In this 21st century, people must be allowed to own land irrespective of their nationality and country of origin.
They also argue that people must have the freedom to invest wherever they want as long as they do not have a negative impact on the residents of the land they wish to invest.
The bottle-necks brought about by the 1979 Land Act discourage investments and holds back national development.
Those who support the new Bill argue that we need a law that allows foreign investors to settle down in Lesotho, develop the land and create jobs for our unemployed citizens.
I am of the strong view that based on the above arguments the Parliament of Lesotho should pass the Land Bill (2009).
But it is also important to look at the views of critics of the Bill.
Critics argue, and rightly so, that passing this Bill into law would be tantamount to depriving Basotho of their only national asset of real value — land.
They argue this would just be as good as killing them. They argue Basotho derive their livelihood from land.
Whether it is through agriculture, shelter and keeping of their domestic animals, all these happen on the land.
They go further and argue that depriving Basotho of this asset would mean deepening the roots of poverty.
The critics further argue that passing the Bill in its present form would be tantamount to selling Lesotho to the highest bidder.

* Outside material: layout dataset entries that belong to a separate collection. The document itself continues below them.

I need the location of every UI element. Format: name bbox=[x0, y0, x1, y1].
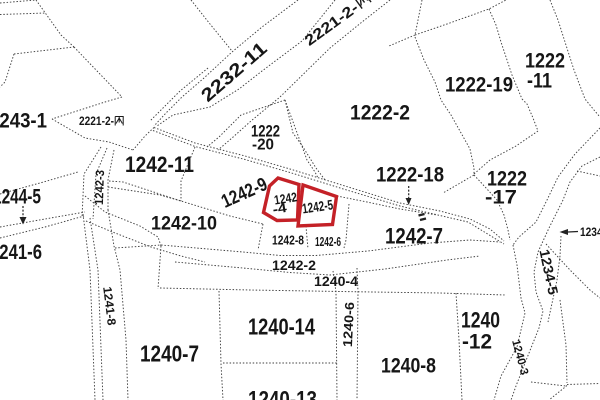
svg-text:-20: -20 bbox=[252, 137, 274, 154]
svg-text:2221-2-: 2221-2- bbox=[79, 114, 114, 128]
svg-text:1240-7: 1240-7 bbox=[140, 341, 199, 367]
svg-text:1242-3: 1242-3 bbox=[92, 169, 107, 205]
svg-text:1240-4: 1240-4 bbox=[314, 273, 358, 289]
svg-text:1242-8: 1242-8 bbox=[272, 233, 304, 248]
svg-text:1222-2: 1222-2 bbox=[350, 102, 410, 125]
svg-text:1243-1: 1243-1 bbox=[0, 110, 47, 133]
svg-text:1234-: 1234- bbox=[580, 225, 600, 239]
svg-text:1242-10: 1242-10 bbox=[151, 213, 217, 235]
svg-text:-11: -11 bbox=[527, 70, 552, 93]
svg-text:-12: -12 bbox=[462, 331, 492, 354]
svg-text:1244-5: 1244-5 bbox=[0, 186, 41, 209]
svg-text:1241-6: 1241-6 bbox=[0, 240, 42, 264]
svg-text:1240: 1240 bbox=[461, 308, 500, 333]
svg-text:1242-7: 1242-7 bbox=[385, 224, 443, 249]
svg-text:1222-19: 1222-19 bbox=[445, 74, 513, 97]
svg-text:1240-6: 1240-6 bbox=[340, 302, 357, 348]
svg-text:1242-6: 1242-6 bbox=[315, 235, 341, 249]
svg-text:1240-8: 1240-8 bbox=[381, 355, 436, 378]
svg-text:-17: -17 bbox=[485, 188, 517, 209]
svg-text:1242-2: 1242-2 bbox=[272, 257, 316, 273]
svg-text:1222-18: 1222-18 bbox=[376, 164, 444, 187]
svg-text:1240-14: 1240-14 bbox=[248, 314, 315, 340]
svg-text:1240-13: 1240-13 bbox=[248, 386, 317, 400]
svg-text:1242-11: 1242-11 bbox=[125, 152, 194, 177]
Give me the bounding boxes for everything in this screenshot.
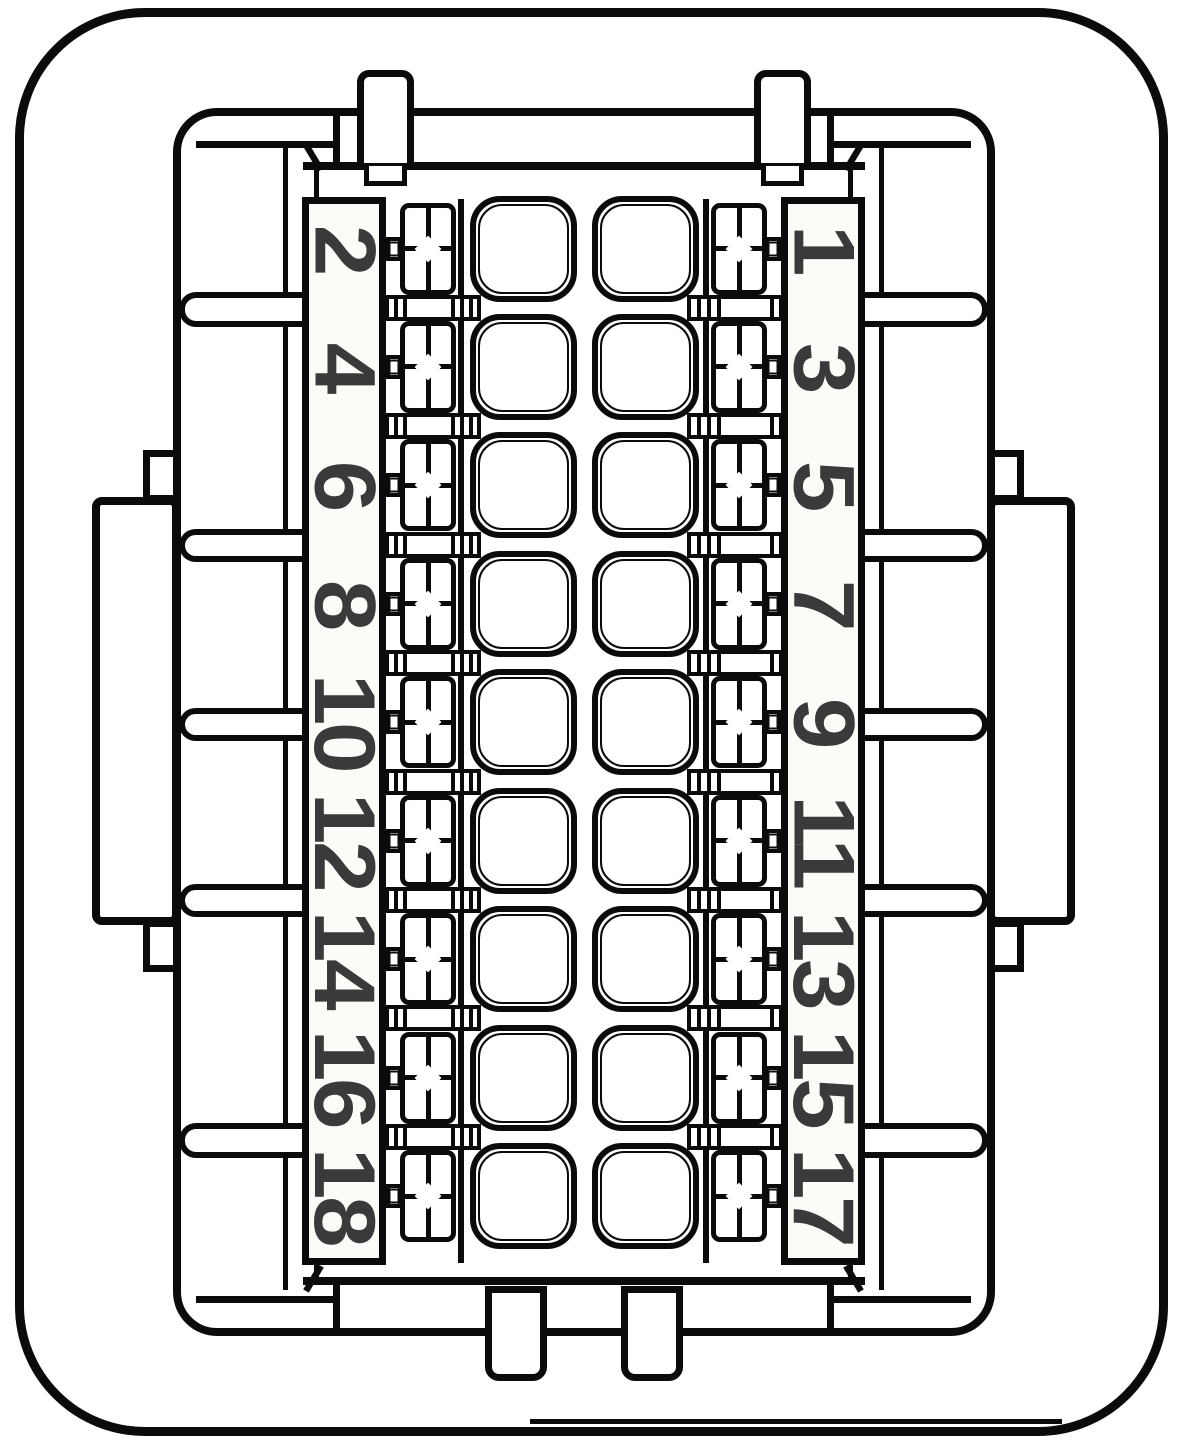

They claim that giving non-citizens title to land will encourage these foreigners who have stronger economic muscle than Basotho to buy land to the detriment of Basotho.
Having analysed both sides of the argument it is important for Basotho to make informed conclusions on the matter.
While it might have been taboo to commercialise land in Lesotho in the past it is important that we go that route. This is the 21st century.
The uplifting of the standards of living of our people is important.
The acquisition of land by non-citizens would enhance the economic well-being of the country as investors will invest and develop that land.
Of course, any investment should come with strict conditions to ensure that Basotho are not exploited.